Graduating from micro to small




The journey from micro-finance to small enterprise while keeping the growth momentum alive is not an easy path to travel. The challenge starts with the entrepreneur herself. In micro-enterprises, almost without exception, the entrepreneur is the owner, labour and accountant ̶ all rolled into one person. As the business grows, so does the workload.

The paradox of growth and growth itself becoming a hurdle sets in immediately. As the earning stream starts, the need to appropriate the entire earning for consumption increases. From my experience of working with micro- and small-enterprises, I have seen that this is the first critical juncture that decides the future of such enterprises.

The paradox of growth for a micro-enterprise lies in balancing personal needs against business needs. A micro-entrepreneur starts her enterprise at an earning level that is barely sustainable. Therefore, any earning growth at that stage has a high propensity to get appropriated into consumption. At times, the appropriation may be so intense as to even defy the first principle of business – "meet your cost obligations before dipping your fingers into the cashbox".

This has two consequences: a) the entrepreneur concerned cannot save up for expansion and b) her inability to balance the two forces sinks her into debt.

From the outside, it might sound trivial yet, trust me, this is a crucial differentiator between success and failure at this stage.

Sometimes, growth itself becomes another hurdle. This also is an interesting issue as the micro-enterprise sets on the growth path that could take it to the next level—a small-scale unit.

When an entrepreneur starts off at that level she gets ‘married’ to her business. As the tasks grow, she tends to absorb all tasks. At the initial stages, there is hardly any option. Without the money to hire people, an entrepreneur is forced to multitask and micro-manage.

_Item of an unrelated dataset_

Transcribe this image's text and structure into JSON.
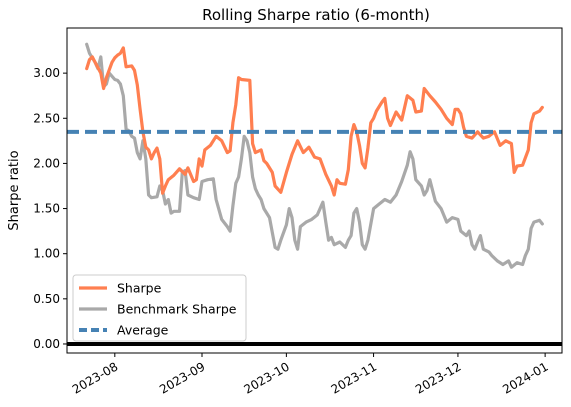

However, with growth, in most cases, the entrepreneur keeps micro-managing the growing business the same way. Her inability to delegate, a habit that sticks, creates inflexibility in the business. It becomes so dependent on the entrepreneur that even the smallest decision can be held up if she falls ill.

Entrepreneurs often don’t realise how critical this can be to the business as it grows from micro to small. From strategy to production line, if an entrepreneur controls all decisions, she adds a big risk factor to the usual mix of business risks. Growth itself becomes a threat to business in all such cases. My advice to such entrepreneurs is to learn how to delegate from the early stages. Share decision responsibilities while retaining the reins.